Он жил свою жизнь. Наконец-то.
В коридоре никого не было. Илья никого и не искал. Он искал кухню. Он решил, что если ему встретится Кассовский, он попросит, чтобы его отвезли обратно в Парамарибо. Он не хотел больше видеть этих людей. Он вообще не хотел никого видеть, даже Адри. И он хотел есть.
Кухня пряталась на террасе: плита под навесом и ряды закрытых полок с посудой вдоль стены. Рядом с плитой стояли два больших холодильника. Один из них был включён и работал.
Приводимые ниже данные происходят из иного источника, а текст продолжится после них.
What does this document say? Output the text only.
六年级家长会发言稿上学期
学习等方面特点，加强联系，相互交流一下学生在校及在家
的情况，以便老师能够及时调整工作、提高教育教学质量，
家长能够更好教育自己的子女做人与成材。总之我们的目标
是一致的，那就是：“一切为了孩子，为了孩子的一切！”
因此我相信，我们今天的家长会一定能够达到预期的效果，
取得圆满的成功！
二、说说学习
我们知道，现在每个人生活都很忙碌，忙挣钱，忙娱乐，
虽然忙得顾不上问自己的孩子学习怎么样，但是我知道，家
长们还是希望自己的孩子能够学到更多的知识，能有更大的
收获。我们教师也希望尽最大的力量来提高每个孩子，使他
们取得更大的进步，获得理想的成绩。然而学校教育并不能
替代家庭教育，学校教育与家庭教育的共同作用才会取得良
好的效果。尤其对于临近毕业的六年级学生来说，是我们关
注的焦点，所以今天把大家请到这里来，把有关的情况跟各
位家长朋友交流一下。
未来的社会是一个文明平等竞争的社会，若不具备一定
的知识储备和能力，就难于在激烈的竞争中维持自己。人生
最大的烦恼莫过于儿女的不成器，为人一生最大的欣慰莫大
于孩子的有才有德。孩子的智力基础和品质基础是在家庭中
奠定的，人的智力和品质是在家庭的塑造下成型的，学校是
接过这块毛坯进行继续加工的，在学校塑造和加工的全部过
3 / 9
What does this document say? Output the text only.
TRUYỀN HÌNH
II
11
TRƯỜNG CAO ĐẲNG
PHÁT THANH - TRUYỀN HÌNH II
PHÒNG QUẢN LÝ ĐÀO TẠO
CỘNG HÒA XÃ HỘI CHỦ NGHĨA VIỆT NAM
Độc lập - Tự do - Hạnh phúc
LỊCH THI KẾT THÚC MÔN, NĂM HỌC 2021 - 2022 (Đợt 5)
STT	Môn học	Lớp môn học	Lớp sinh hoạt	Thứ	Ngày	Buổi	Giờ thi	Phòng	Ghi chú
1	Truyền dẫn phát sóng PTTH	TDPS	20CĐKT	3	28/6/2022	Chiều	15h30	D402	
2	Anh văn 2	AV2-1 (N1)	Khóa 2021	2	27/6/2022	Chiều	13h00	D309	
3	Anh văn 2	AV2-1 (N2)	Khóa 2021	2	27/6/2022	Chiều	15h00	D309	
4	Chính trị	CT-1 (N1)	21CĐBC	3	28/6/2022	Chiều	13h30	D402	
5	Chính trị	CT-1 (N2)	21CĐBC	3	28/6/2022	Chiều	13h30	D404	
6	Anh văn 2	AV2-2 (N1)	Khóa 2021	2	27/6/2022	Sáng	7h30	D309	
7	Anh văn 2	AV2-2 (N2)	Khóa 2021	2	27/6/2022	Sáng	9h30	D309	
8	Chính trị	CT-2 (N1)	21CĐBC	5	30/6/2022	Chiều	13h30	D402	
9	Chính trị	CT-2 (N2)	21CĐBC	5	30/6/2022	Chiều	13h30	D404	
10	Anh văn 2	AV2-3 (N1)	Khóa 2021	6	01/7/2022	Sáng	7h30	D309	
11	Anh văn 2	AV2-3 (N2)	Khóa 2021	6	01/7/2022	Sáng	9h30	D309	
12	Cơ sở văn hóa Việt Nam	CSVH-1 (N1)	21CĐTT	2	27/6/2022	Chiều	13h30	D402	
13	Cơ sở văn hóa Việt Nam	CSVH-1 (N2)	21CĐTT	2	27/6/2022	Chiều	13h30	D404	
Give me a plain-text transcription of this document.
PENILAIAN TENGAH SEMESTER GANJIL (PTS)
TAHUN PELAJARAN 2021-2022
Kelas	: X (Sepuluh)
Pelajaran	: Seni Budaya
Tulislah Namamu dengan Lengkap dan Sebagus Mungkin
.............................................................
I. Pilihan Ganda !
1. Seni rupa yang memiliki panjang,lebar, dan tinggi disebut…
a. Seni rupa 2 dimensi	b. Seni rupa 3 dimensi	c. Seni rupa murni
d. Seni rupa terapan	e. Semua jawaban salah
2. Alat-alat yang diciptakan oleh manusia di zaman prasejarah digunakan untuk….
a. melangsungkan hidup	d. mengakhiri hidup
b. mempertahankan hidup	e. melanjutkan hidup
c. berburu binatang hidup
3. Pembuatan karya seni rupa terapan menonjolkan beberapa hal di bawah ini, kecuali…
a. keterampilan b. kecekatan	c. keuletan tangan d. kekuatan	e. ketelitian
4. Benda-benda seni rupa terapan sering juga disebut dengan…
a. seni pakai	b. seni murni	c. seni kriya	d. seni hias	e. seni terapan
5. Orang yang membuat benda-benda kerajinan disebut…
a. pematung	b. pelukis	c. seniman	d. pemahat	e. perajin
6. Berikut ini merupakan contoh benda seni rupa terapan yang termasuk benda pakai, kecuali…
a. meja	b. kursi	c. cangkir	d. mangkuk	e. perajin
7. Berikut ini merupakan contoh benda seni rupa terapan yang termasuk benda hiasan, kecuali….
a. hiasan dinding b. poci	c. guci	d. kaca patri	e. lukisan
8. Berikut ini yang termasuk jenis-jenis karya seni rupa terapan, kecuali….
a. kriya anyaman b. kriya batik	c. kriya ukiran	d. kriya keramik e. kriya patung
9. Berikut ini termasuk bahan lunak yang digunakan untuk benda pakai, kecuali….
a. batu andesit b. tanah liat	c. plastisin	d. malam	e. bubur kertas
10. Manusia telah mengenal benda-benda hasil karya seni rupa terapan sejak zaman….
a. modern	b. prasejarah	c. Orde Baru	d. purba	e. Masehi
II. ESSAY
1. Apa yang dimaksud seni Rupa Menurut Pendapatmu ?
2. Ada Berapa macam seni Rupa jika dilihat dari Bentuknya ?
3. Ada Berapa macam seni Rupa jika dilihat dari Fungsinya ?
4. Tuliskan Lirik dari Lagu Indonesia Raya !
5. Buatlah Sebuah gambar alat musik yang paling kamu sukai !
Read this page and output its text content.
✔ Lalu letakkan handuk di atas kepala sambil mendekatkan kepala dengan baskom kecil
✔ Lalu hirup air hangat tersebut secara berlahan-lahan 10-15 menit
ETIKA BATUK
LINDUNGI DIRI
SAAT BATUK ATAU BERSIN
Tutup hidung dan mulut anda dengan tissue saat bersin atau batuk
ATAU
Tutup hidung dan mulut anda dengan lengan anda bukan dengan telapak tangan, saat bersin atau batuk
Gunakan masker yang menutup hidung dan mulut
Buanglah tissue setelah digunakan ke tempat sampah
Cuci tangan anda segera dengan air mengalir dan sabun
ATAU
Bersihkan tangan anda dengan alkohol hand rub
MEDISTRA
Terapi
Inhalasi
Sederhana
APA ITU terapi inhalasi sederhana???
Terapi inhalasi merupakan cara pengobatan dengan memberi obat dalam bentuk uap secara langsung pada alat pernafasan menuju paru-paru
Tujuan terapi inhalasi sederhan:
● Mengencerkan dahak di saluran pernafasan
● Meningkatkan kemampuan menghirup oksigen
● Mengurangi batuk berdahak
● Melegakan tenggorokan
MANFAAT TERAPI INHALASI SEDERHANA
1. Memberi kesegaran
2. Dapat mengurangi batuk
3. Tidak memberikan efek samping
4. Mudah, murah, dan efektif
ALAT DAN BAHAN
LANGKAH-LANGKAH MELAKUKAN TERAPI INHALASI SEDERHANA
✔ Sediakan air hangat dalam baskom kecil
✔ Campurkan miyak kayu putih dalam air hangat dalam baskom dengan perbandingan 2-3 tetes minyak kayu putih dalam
Терраса выходила на реку, но не с фронтальной стороны дома, а с торца, и потому Илья её вчера не заметил. Странно, но здесь было ещё тише, чем в доме, словно все звуки потонули в воде. Джунгли молчали, обступив дом густой тёмной зеленью. Солнце — жёлтым — пыталось пробиться сквозь их плотную резную листву. В джунглях плохо верилось в бога. Здесь и так всё росло.
Илья не знал, что делать: хотелось есть, но он был в чужом доме. Он не мог ничего взять сам: это было неправильно. Он заметил посреди деревянного стола жестяную миску, накрытую белой тарелкой. Илья решил, что раз миска стоит на столе, оттуда можно брать. Он уже не ел третий день.
В миске были два манго. Илья нашёл нож и разрезал жёлтый вязкий плод. Надо было есть осторожно, чтобы не обмазаться липким соком. Илья ел осторожно. Вокруг летали странные жуки. Илья думал, что эти жуки, возможно, кусаются. Мир был полон опасностей.
Жуки тоже хотели сладкое.
Дилли появилась незаметно, просто в один момент она уже была на террасе. Дилли была в том же платье, что и вчера; тёмная и тоненькая, статуэтка с раскосым лицом. Илье показалось, что сегодня она выше ростом. Кто-то заплёл её чёрные длинные гладкие волосы в косы. Теперь она выглядела совсем как индейские девушки в голливудских фильмах. Только хрупче.
Дилли увидела Илью и присела на корточки.
Илья кивнул: он жевал манго. Дилли смотрела снизу, как Илья ест, а потом вдруг обернулась вокруг своей оси и ударила обеими ладонями в пол. Илья проглотил манго и поздоровался.
Дилли молчала, чуть покачиваясь взад-вперёд.
Она снова обернулась вокруг себя в ту же сторону — против часовой стрелки — и опять ударила ладонями в пол. Илья протянул ей второе манго. Дилли не двигалась.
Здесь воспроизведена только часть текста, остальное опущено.